An oncologist at the University of California San Francisco (UCSF) has found that dietary risk factors are closely associated with incidence of prostate cancer (CaP).
June Chan from UCSF presented his study on Nutritional Epidemiology of Prostate Cancer.
Dietary risk factors that increase risk of CaP include foods high in calcium (and possibly processed foods and red meats) and foods that decrease risk include foods rich in lycopene and selenium (and possibly legumes, vegetables, Vit E, antioxidants, fish and marine n-3 fatty acids).
According to a population migration study, low-risk CaP populations moving to a high-risk area shifted to a higher risk profile. Chinese men in China had a CaP risk of 3/100,000, but after moving to the US this risk elevated to 100-120/100,000 by three generations later. This supports the notion that epigenetic events contribute to CaP risk.
Epigenetic factors play a role in the process of cellular differentiation, allowing cells to stably maintain different characteristics despite containing the same genomic material.
However, Chan said that from an epidemiologic standpoint there are interpretation limitations that can influence the presumed risk factors.
CaP heterogeneity will affect the outcomes and one should take into account that incidence vs. progression vs. mortality are carefully defined in studies. Among incident cases, there must be a clear line of distinction between aggressive vs. non-aggressive disease. The influence of PSA screening and other interactions must also be considered.
Take for example, CaP heterogeneity influences the incidence percentage of high-risk vs. low-risk CaP among those taking either lycopene based foods or calcium. Also, the interaction of antioxidant intake and the MnSOD genotype, showing the influence of genotype on nutrition is surprising.

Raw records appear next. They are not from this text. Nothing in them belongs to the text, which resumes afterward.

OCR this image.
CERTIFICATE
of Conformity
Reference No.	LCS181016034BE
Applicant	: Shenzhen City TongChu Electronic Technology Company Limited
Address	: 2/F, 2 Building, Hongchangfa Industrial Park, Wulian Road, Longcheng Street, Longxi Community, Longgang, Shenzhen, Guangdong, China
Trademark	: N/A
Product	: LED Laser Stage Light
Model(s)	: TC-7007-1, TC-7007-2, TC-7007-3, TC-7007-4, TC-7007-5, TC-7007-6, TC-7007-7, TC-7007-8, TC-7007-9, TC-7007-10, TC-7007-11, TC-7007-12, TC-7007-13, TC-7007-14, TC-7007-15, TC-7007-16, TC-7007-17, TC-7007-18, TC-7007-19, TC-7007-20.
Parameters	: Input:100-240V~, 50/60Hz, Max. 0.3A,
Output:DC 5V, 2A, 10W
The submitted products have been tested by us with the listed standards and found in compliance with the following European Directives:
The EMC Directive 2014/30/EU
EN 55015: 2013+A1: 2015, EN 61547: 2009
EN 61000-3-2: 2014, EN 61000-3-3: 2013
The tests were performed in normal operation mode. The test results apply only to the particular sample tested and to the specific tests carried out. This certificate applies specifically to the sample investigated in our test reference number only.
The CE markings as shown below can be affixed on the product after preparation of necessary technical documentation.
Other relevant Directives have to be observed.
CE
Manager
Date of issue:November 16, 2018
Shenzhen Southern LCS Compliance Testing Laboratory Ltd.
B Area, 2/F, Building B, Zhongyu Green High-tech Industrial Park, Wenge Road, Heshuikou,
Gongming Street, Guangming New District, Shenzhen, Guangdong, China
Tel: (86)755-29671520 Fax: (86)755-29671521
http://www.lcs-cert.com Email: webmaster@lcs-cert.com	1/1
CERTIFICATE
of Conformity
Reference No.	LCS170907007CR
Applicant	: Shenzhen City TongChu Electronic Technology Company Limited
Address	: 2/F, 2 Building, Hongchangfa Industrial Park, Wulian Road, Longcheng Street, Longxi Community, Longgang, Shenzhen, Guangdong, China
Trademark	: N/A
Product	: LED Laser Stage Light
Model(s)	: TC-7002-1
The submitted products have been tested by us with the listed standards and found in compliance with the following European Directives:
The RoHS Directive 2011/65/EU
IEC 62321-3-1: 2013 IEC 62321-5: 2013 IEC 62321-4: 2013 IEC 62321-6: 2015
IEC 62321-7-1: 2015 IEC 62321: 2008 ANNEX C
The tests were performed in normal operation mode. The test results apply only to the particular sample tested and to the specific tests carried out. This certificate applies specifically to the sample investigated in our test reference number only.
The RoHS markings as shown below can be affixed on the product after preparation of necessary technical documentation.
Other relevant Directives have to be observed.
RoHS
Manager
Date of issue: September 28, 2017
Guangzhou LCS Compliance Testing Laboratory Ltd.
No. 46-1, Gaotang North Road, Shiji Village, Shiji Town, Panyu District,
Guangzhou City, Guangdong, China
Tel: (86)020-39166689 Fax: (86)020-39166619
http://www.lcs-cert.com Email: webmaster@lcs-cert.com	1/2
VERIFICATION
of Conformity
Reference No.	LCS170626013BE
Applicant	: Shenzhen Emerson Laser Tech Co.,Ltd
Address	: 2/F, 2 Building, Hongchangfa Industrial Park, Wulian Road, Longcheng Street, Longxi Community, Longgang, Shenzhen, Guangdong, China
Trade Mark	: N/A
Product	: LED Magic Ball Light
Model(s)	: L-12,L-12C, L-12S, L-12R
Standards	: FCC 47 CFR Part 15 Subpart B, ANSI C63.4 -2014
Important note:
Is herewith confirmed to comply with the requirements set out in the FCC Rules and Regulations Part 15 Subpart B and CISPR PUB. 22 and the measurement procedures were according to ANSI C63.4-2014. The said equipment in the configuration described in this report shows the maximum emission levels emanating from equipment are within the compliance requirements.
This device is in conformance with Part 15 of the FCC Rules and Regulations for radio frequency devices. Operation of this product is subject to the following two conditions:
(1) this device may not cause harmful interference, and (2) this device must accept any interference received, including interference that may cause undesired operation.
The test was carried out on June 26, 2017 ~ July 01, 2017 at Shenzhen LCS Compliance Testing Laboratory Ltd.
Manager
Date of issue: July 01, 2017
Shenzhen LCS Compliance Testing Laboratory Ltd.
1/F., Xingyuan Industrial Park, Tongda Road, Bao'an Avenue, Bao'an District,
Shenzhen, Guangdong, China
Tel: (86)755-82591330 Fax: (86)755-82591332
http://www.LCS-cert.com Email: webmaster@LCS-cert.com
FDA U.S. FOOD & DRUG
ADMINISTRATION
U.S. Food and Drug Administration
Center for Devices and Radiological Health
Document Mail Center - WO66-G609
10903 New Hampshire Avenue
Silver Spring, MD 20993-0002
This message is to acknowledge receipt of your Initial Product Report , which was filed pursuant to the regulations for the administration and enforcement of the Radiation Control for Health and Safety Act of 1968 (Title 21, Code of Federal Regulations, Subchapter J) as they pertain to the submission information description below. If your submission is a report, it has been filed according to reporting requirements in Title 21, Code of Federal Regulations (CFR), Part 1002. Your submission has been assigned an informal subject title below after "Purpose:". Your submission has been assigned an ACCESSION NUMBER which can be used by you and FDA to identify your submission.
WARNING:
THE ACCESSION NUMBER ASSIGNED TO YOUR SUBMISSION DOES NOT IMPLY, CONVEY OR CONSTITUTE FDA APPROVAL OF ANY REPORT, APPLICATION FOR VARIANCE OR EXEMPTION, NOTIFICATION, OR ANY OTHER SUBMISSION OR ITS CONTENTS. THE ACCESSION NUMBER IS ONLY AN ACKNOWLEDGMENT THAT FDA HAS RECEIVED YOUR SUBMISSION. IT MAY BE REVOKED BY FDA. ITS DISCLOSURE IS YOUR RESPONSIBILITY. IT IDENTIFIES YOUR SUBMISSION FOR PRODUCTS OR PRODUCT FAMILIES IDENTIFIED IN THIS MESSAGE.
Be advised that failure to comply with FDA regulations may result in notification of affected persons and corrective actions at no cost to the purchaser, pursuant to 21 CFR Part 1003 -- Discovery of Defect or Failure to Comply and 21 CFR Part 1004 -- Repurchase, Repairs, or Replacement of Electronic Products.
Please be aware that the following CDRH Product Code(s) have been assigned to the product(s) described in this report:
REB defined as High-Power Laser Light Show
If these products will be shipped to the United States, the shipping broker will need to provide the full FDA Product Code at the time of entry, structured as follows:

In the CaPSURE database, diet and CaP progression were analyzed by multivariate analysis. Most patients included in June's analysis had low or intermediate risk CaP (70 pc and 25 pc, respectively). A protective effect of vegetables was noted, excluding fish.
The study was presented by Chan, ScD at the American Society of Clinical Oncology (ASCO) - 2008 Genitourinary Cancers Symposium - A Multidisciplinary Approach.